Mathematical Statistician and Engineering Applications

ISSN: 2094-0343

2326-9865

An Approach towards Video Captioning in Bengali

M. M. Rushadul Mannan1, Mostafizur Rahman2, Md. Shahir Zaoad3, Md. Mahbubur Rahman4,

Angshu Bikash Mandol5, Md. Adnanul Islam6

1Department of CSE

Military Institute of Science and Technology, Dhaka, Bangladesh

rushadmannan@gmail.com

2Department of CSE

Military Institute of Science and Technology, Dhaka, Bangladesh

akrahman76@gmail.com

3Department of CSE

Military Institute of Science and Technology, Dhaka, Bangladesh

shahir.glhd@gmail.com

4Department of CSE

Military Institute of Science and Technology, Dhaka, Bangladesh

mahbub@cse.mist.ac.bd

5Department of CSE

Military Institute of Science and Technology, Dhaka, Bangladesh

angshubmandol@gmail.com

6Department of CSE

Military Institute of Science and Technology, Dhaka, Bangladesh

adnanul@cse.mist.ac.bd

Mathematical Statistician and Engineering Applications

ISSN: 2094-0343

2326-9865

  1. INTRODUCTION

In Video captioning Computer Vision (CV) and Natural Language Processing (NLP) techniques are incorporated by extracting features from video frames concerning different modalities and then aggregating them spatially and temporally to produce a compact representation of what‟s happening over the video. With the rapid growth of video content making thanks to social platforms like YouTube and Facebook, thousands of hours of videos are uploaded to these social media every minute, which may need to be understood right away by local and global communities. The automatic generation of captions in order to describe scenes in images or videos can effectively confront this challenge. Video curation is another significant area where video captioning is much needed. Also, recent development around the accuracy improvement of video captioning and faster textual description generation has led to real-life applications like helping the deaf and hard of hearing people understand video content.

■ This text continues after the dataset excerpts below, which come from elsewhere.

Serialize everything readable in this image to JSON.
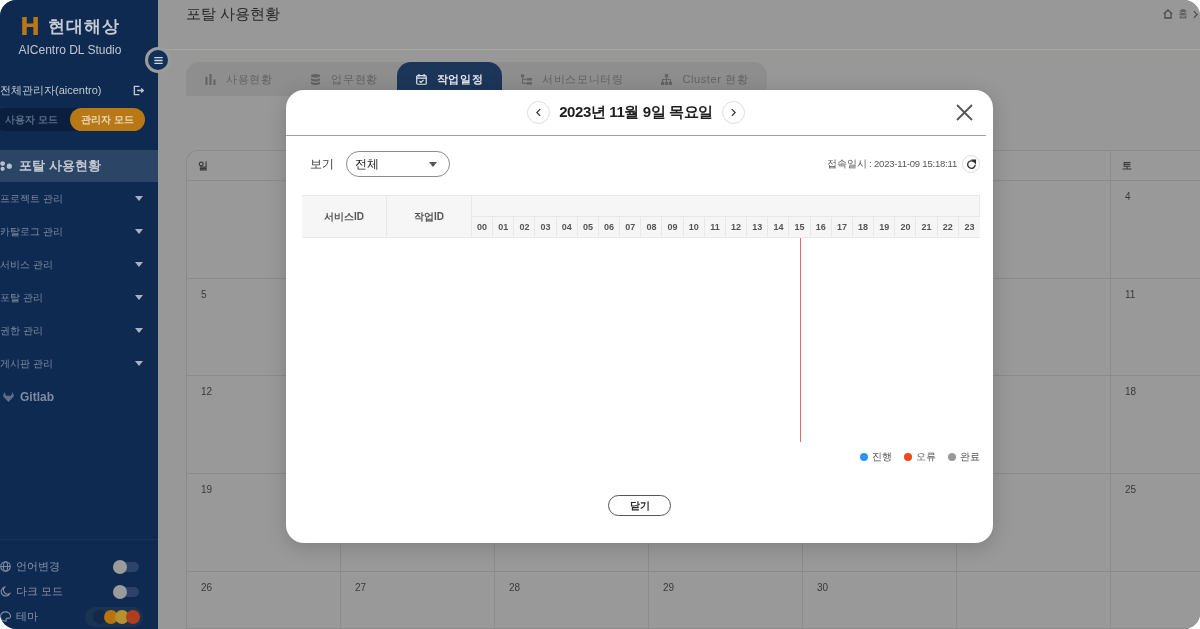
{
  "sidebar": {
    "brand": {
      "mark": "H",
      "name": "현대해상",
      "product": "AICentro DL Studio"
    },
    "user": {
      "name": "전체관리자(aicentro)"
    },
    "modes": [
      {
        "label": "사용자 모드",
        "selected": false
      },
      {
        "label": "관리자 모드",
        "selected": true
      }
    ],
    "nav": [
      {
        "kind": "section",
        "label": "포탈 사용현황",
        "selected": true
      },
      {
        "kind": "menu",
        "label": "프로젝트 관리",
        "selected": false
      },
      {
        "kind": "menu",
        "label": "카탈로그 관리",
        "selected": false
      },
      {
        "kind": "menu",
        "label": "서비스 관리",
        "selected": false
      },
      {
        "kind": "menu",
        "label": "포탈 관리",
        "selected": false
      },
      {
        "kind": "menu",
        "label": "권한 관리",
        "selected": false
      },
      {
        "kind": "menu",
        "label": "게시판 관리",
        "selected": false
      },
      {
        "kind": "link",
        "label": "Gitlab",
        "selected": false
      }
    ],
    "settings": [
      {
        "kind": "toggle",
        "label": "언어변경",
        "on": false
      },
      {
        "kind": "toggle",
        "label": "다크 모드",
        "on": false
      },
      {
        "kind": "theme",
        "label": "테마",
        "swatches": [
          {
            "color": "#13294a"
          },
          {
            "color": "#b8730f"
          },
          {
            "color": "#b4922e"
          },
          {
            "color": "#ad3f1f"
          }
        ]
      }
    ]
  },
  "header": {
    "title": "포탈 사용현황",
    "breadcrumb": [
      {
        "label": "홈"
      }
    ]
  },
  "tabs": [
    {
      "label": "사용현황",
      "selected": false
    },
    {
      "label": "업무현황",
      "selected": false
    },
    {
      "label": "작업일정",
      "selected": true
    },
    {
      "label": "서비스모니터링",
      "selected": false
    },
    {
      "label": "Cluster 현황",
      "selected": false
    }
  ],
  "calendar": {
    "weekdays": {
      "sun": "일",
      "sat": "토"
    },
    "weeks": [
      {
        "sat": "4"
      },
      {
        "sun": "5",
        "sat": "11"
      },
      {
        "sun": "12",
        "sat": "18"
      },
      {
        "sun": "19",
        "sat": "25"
      },
      {
        "sun": "26",
        "mon": "27",
        "tue": "28",
        "wed": "29",
        "thu": "30"
      }
    ]
  },
  "modal": {
    "title": "2023년 11월 9일 목요일",
    "filter": {
      "label": "보기",
      "value": "전체"
    },
    "access_time": "접속일시 : 2023-11-09 15:18:11",
    "table": {
      "columns": [
        "서비스ID",
        "작업ID"
      ],
      "hours": [
        {
          "label": "00",
          "current": false
        },
        {
          "label": "01",
          "current": false
        },
        {
          "label": "02",
          "current": false
        },
        {
          "label": "03",
          "current": false
        },
        {
          "label": "04",
          "current": false
        },
        {
          "label": "05",
          "current": false
        },
        {
          "label": "06",
          "current": false
        },
        {
          "label": "07",
          "current": false
        },
        {
          "label": "08",
          "current": false
        },
        {
          "label": "09",
          "current": false
        },
        {
          "label": "10",
          "current": false
        },
        {
          "label": "11",
          "current": false
        },
        {
          "label": "12",
          "current": false
        },
        {
          "label": "13",
          "current": false
        },
        {
          "label": "14",
          "current": false
        },
        {
          "label": "15",
          "current": true
        },
        {
          "label": "16",
          "current": false
        },
        {
          "label": "17",
          "current": false
        },
        {
          "label": "18",
          "current": false
        },
        {
          "label": "19",
          "current": false
        },
        {
          "label": "20",
          "current": false
        },
        {
          "label": "21",
          "current": false
        },
        {
          "label": "22",
          "current": false
        },
        {
          "label": "23",
          "current": false
        }
      ]
    },
    "legend": [
      {
        "label": "진행",
        "color": "#2b96f7"
      },
      {
        "label": "오류",
        "color": "#ec4a1b"
      },
      {
        "label": "완료",
        "color": "#999999"
      }
    ],
    "close_button": "닫기"
  }
}
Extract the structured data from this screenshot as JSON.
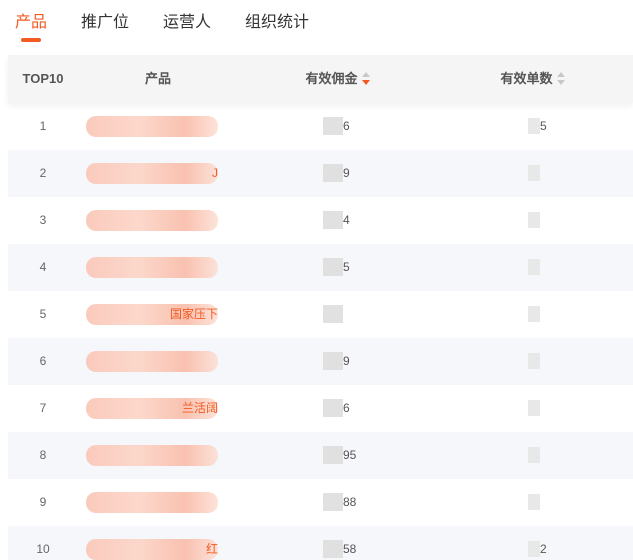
{
  "tabs": [
    {
      "label": "产品",
      "active": true
    },
    {
      "label": "推广位",
      "active": false
    },
    {
      "label": "运营人",
      "active": false
    },
    {
      "label": "组织统计",
      "active": false
    }
  ],
  "table": {
    "columns": {
      "rank": "TOP10",
      "product": "产品",
      "commission": "有效佣金",
      "orders": "有效单数"
    },
    "sort": {
      "column": "commission",
      "direction": "desc"
    },
    "rows": [
      {
        "rank": "1",
        "product": "",
        "commission": "6",
        "orders": "5"
      },
      {
        "rank": "2",
        "product": "J",
        "commission": "9",
        "orders": ""
      },
      {
        "rank": "3",
        "product": "",
        "commission": "4",
        "orders": ""
      },
      {
        "rank": "4",
        "product": "",
        "commission": "5",
        "orders": ""
      },
      {
        "rank": "5",
        "product": "国家压下",
        "commission": "",
        "orders": ""
      },
      {
        "rank": "6",
        "product": "",
        "commission": "9",
        "orders": ""
      },
      {
        "rank": "7",
        "product": "兰活阔",
        "commission": "6",
        "orders": ""
      },
      {
        "rank": "8",
        "product": "",
        "commission": "95",
        "orders": ""
      },
      {
        "rank": "9",
        "product": "",
        "commission": "88",
        "orders": ""
      },
      {
        "rank": "10",
        "product": "红",
        "commission": "58",
        "orders": "2"
      }
    ]
  },
  "colors": {
    "accent": "#f25a22",
    "header_bg": "#f5f5f6",
    "alt_row_bg": "#f5f7fb"
  }
}
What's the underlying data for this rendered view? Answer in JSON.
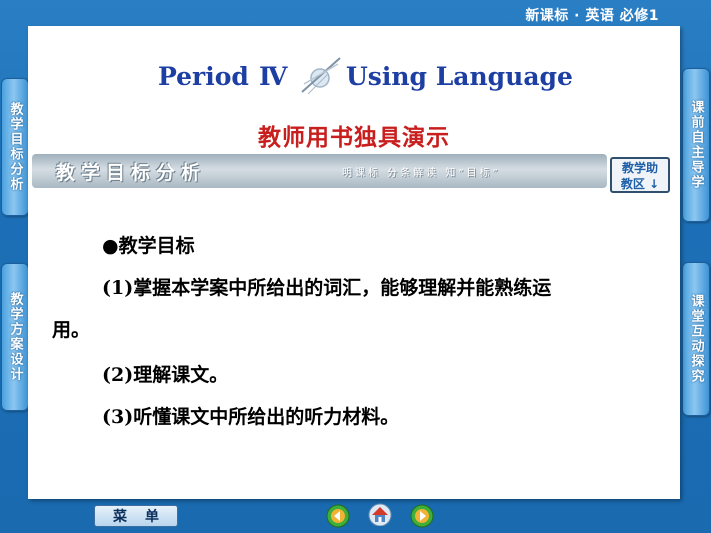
{
  "header": {
    "course": "新课标 · 英语 必修1"
  },
  "left_tabs": [
    {
      "label": "教学目标分析"
    },
    {
      "label": "教学方案设计"
    }
  ],
  "right_tabs": [
    {
      "label": "课前自主导学"
    },
    {
      "label": "课堂互动探究"
    }
  ],
  "title": {
    "period": "Period",
    "roman": "Ⅳ",
    "topic": "Using Language"
  },
  "subtitle": "教师用书独具演示",
  "banner": {
    "title": "教学目标分析",
    "slogan": "明课标  分条解读  知“目标”",
    "assist_line1": "教学助",
    "assist_line2": "教区 ↓"
  },
  "content": {
    "heading": "●教学目标",
    "item1_line1": "(1)掌握本学案中所给出的词汇，能够理解并能熟练运",
    "item1_line2": "用。",
    "item2": "(2)理解课文。",
    "item3": "(3)听懂课文中所给出的听力材料。"
  },
  "bottom": {
    "menu_label": "菜单"
  },
  "colors": {
    "title_blue": "#1d3fa3",
    "subtitle_red": "#c81e1e",
    "background": "#1c6fb6"
  }
}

Video captioning is one of the most challenging fields of NLP because of multiple temporal objects, scenes, actions detection, and identifying salient contents. Despite such challenges, a few endeavors have been taken [1, 2], mainly inspired by recent advancements with LSTM. LSTM is basically an artificial recurrent neural network (RNN) architecture. Whereas conventional RNNs struggle to preserve information over many time steps and suffer from vanishing gradient issues, LSTM addresses these concerns by handling long-term dependencies and updating hidden conditions by integrating memory units [3].

Above mentioned works and a vast amount of the other works in the video captioning field are focused on English. There have also been works over Chinese, Hindi, and other languages [4, 5]. Although Bengali is one of the most spoken languages with 268 million speakers [6], the number of works done for the Bengali language is very limited. Several related studies have pursued image captioning in Bengali to extract information from still images and present that in the textual form [7-8]. To the best of our awareness, recently, only one work on generating video descriptions in the Bengali language has been done. The underlying reasons can be the lack of available Bengali datasets corresponding to the benchmark video captioning datasets for English or the complexity around video captioning in Bengali itself. However, video captioning in Bengali can be highly helpful in various application domains, particularly for the large Bengali-speaking community worldwide.

  1. RELATED WORK

Video streams with high Spatio-temporal dependencies and complex video with multiple moving objects and actions make captioning very difficult. Despite this, various studies have proposed many methods that substantially encouraged research in video captioning and helped overcome these difficult situations.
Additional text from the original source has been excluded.